«Con un sólo talento puedes también ser glorioso. Porque no serás más pobre que la viuda de las dos moneditas, ni más rudo que Pedro y Juan, que eran ignorantes y no conocían las letras. Y, sin embargo, por haber dado muestras de su fervor y por haberlo hecho todo en interés común, alcanzaron el cielo.
Porque nada es tan grato a Dios como que vivamos en interés de todos. Si Él nos dio palabra, y manos, y pies, y fuerza corporal, y razón, y prudencia, es porque quiere que de todo nos valgamos para nuestra propia salvación y para el aprovechamiento de nuestro prójimo. Así, la palabra no sólo nos sirve para entonarle a Él himnos y acciones de gracias, sino también para enseñar y exhortar a nuestros hermanos. Y si para esto la empleamos, imitamos al Señor; si para lo contrario, al diablo»[1].

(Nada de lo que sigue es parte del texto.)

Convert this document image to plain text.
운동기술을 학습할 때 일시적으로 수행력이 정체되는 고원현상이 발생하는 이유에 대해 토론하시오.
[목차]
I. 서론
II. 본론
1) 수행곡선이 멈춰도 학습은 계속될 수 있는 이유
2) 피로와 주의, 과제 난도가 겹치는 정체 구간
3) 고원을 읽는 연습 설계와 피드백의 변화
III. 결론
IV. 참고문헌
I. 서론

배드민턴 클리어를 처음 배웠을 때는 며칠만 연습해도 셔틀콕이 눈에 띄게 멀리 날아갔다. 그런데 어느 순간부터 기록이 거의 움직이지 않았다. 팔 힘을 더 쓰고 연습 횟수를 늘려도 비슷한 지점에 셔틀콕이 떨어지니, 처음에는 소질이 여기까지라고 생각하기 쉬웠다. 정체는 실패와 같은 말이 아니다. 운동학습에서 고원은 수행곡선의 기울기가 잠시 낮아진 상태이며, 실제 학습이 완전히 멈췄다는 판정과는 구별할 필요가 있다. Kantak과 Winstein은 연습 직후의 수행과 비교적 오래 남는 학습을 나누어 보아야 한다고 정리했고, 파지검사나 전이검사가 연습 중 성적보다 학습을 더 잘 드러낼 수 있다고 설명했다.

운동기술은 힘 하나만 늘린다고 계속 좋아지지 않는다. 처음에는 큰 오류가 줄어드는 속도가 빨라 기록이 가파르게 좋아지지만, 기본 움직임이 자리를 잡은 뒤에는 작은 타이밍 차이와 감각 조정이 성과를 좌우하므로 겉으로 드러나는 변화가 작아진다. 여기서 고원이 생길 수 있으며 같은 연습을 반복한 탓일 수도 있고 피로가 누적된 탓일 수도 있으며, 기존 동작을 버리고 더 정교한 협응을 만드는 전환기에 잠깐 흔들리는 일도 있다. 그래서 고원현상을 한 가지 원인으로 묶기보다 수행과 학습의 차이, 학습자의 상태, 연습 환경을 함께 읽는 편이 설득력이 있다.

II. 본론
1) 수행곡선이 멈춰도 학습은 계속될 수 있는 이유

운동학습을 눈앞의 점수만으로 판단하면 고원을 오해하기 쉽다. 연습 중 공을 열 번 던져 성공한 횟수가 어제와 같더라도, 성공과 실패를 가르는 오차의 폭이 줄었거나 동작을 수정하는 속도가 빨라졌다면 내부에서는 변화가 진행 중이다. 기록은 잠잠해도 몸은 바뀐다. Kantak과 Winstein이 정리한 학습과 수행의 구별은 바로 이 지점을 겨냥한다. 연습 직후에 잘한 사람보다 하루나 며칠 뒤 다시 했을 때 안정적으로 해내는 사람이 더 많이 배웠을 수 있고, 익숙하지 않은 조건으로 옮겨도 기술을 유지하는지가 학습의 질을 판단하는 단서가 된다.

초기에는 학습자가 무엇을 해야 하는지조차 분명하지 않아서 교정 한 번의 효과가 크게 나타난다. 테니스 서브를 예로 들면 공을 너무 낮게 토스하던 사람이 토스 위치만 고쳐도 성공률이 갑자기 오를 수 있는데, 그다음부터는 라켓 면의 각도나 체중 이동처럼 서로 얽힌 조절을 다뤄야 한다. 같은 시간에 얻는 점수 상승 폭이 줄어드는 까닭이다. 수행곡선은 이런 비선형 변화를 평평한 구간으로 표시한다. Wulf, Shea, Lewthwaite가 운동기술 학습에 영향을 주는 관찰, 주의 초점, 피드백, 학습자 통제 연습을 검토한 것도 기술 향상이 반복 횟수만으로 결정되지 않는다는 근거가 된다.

[1] San Juan Crisóstomo, Homilías sobre san Mateo 78,3 (trad. en: Obras de San Juan Crisóstomo. Homilías sobre el Evangelio de San Mateo, Madrid, La Editorial Católica, 1955, vol. II, p. 559 [BAC 146]). Juan Crisóstomo -nació hacia 344-354-, afamado rétor y fino exegeta, primero asceta y monje; luego, diácono y presbítero en Antioquía; después obispo de Constantinopla (año 398). Aquí su seriedad de reformador y también su falta de tacto le llevaron a serios conflictos con obispos y con la corte imperial. Depuesto y desterrado, sus tribulaciones y muerte (14.09.407) en el exilio fueron una dolorosa prueba martirial para él y para el sector de la comunidad eclesial que se le mantuvo fiel. Su afamada elocuencia le valió el título de “Crisóstomo”, es decir: “Boca de Oro”, que le fue dado en el siglo VI.